Asta Olivia Nordenhof's Latest Review: A Danish Series Aflame with Intent

During the early hours of April 7 1990, a devastating fire broke out on board the MS Scandinavian Star, a passenger ferry operating between Frederikshavn and Oslo. Inadequate staff training combined with jammed safety doors aided the propagation of the fire, while toxic hydrogen cyanide gas emitted from combusting materials caused the deaths of 159 people. Initially, the tragedy was blamed to a passenger—a lorry driver with a record of arson. Given that this suspect too perished in the fire and was not able to refute the accusations, the complete truth regarding the event remained concealed for a long time. Only in 2020 that a comprehensive documentary disclosed the blaze was likely set deliberately as part of an fraud scheme.

Asta Olivia Nordenhof's Scandinavian Star Sequence: A Glimpse

In the first volume of Nordenhof's epic series, the preceding volume, an unidentified narrator is traveling on a bus through Copenhagen when she notices an older man on the sidewalk. As the vehicle drives away, she experiences an “uncanny feeling” that she is carrying a part of him with her. Driven to repeat the journey in search of him, the narrator enters a setting that is both alien and deeply familiar. She introduces readers to Maggie and Kurt, whose connection is strained by the pressures of their troubled pasts. In the concluding section of that book, it is suggested that the source of Kurt's discontent may stem from a disastrous financial decision made on his account by a individual referred to as T.

This New Volume: An Unconventional Approach

The Devil Book begins with an lengthy prose poem in which the writer explains her challenge to compose T's story. “In this second volume,” she states, “we were meant / to trace him / from youth up until / the night / when he sat anticipating for / the news that / the blaze / on the Scandinavian Star / had effectively been / set.” Burdened by the undertaking she has assigned herself and derailed by the pandemic, she tackles the tale obliquely, as a type of parable. “I came to think / that I / can do / whatever I want / so this / is my work / this is / for you / this is / an sensational story / about businessmen and / the devil.”

A narrative slowly emerges of a female character who spends lockdown in London with a near-unknown person and over the course of those days tells to him what happened to her a decade before, when she agreed to an proposal from a man who claimed to be the devil to grant all her wishes, so long as she didn't doubt his motives. As the threads of the dual narratives become more intertwined, we begin to suspect that they are identical—or at the very least that the identity of T is legion, for there are demonic forces everywhere.

There is another fire here: a passionate, magnetic commitment to literature as a political act

Deals with the Devil: A Literary Exploration

Literature instruct us that it is the devil who makes deals, not God, and that we enter into them at our peril. But what if the protagonist herself is the malevolent force? A third narrative eventually emerges—the account of a girl whose childhood was marred by mistreatment and who was placed in a psychiatric hospital, under pressure to comply with societal norms or suffer more of the same. “[This entity] understands that in the scenario you've created for it, there are a pair of results: submit or remain a monster.” A third way out is finally unveiled through a series of poems to the darkness that are also a rallying cry against the influences of capital.

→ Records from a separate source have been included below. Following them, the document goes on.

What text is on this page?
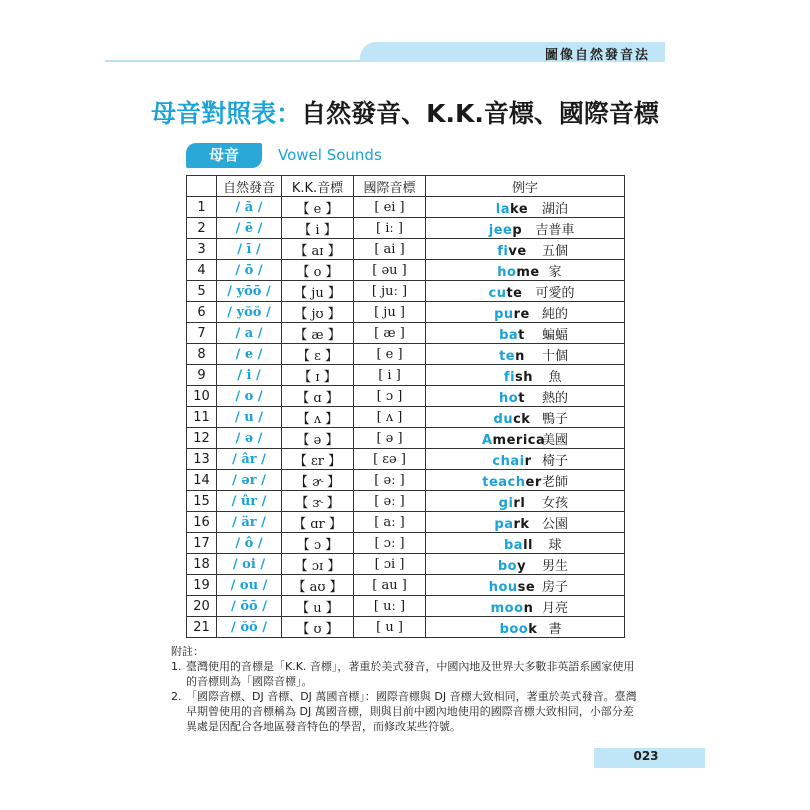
圖像自然發音法
母音對照表：自然發音、K.K.音標、國際音標
母音	Vowel Sounds
	自然發音	K.K.音標	國際音標	例字
1	/ ā /	【 e 】	[ ei ]	lake 湖泊
2	/ ē /	【 i 】	[ iː ]	jeep 吉普車
3	/ ī /	【 aɪ 】	[ ai ]	five 五個
4	/ ō /	【 o 】	[ əu ]	home 家
5	/ yōō /	【 ju 】	[ juː ]	cute 可愛的
6	/ yŏŏ /	【 jʊ 】	[ ju ]	pure 純的
7	/ a /	【 æ 】	[ æ ]	bat 蝙蝠
8	/ e /	【 ɛ 】	[ e ]	ten 十個
9	/ i /	【 ɪ 】	[ i ]	fish 魚
10	/ o /	【 ɑ 】	[ ɔ ]	hot 熱的
11	/ u /	【 ʌ 】	[ ʌ ]	duck 鴨子
12	/ ə /	【 ə 】	[ ə ]	America美國
13	/ âr /	【 ɛr 】	[ ɛə ]	chair 椅子
14	/ ər /	【 ɚ 】	[ əː ]	teacher老師
15	/ ûr /	【 ɝ 】	[ əː ]	girl 女孩
16	/ är /	【 ɑr 】	[ aː ]	park 公園
17	/ ô /	【 ɔ 】	[ ɔː ]	ball 球
18	/ oi /	【 ɔɪ 】	[ ɔi ]	boy 男生
19	/ ou /	【 aʊ 】	[ au ]	house 房子
20	/ ōō /	【 u 】	[ uː ]	moon 月亮
21	/ ŏŏ /	【 ʊ 】	[ u ]	book 書
附註：
1. 臺灣使用的音標是「K.K. 音標」，著重於美式發音，中國內地及世界大多數非英語系國家使用的音標則為「國際音標」。
2. 「國際音標、DJ 音標、DJ 萬國音標」：國際音標與 DJ 音標大致相同，著重於英式發音。臺灣早期曾使用的音標稱為 DJ 萬國音標，則與目前中國內地使用的國際音標大致相同，小部分差異處是因配合各地區發音特色的學習，而修改某些符號。
023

Connections and Interpretations: From Literature to Reality

Numerous UK readers of Nordenhof's Scandinavian Star books will think immediately of the Grenfell Tower fire, which, though accidental in cause, shares similarities in that the resulting disaster and loss of life can be linked at least partly to the devil's bargain of putting profit over human lives. In these initial volumes of what is projected to be a seven-book series, the fire on board the ship and the series of fraudulent transactions that culminated in multiple deaths are a ominous underlying presence, showing themselves only in brief glimpses of detail or inference yet projecting a deepening influence over all that transpires. Certain readers may question how much it is possible to read this volume as a stand-alone piece, when its aim and meaning are so intricately tied into a larger narrative whose final form, at present, is uncertain.

Innovative Prose: Ethics and Aesthetics Fused

Some individuals—and I include myself as among them—who will fall in love with the author's project purely as written art, as properly innovative writing whose ethical and creative purpose are so deeply entwined as to make them inseparable. “Write poems / for we need / that as well.” There is another fire here: a passionate, magnetic commitment to the craft as a political act. I will persist to follow this series, wherever it leads.

Elizabeth Petty
Elizabeth Petty

A tech enthusiast and business strategist with over a decade of experience in digital transformation and startup consulting.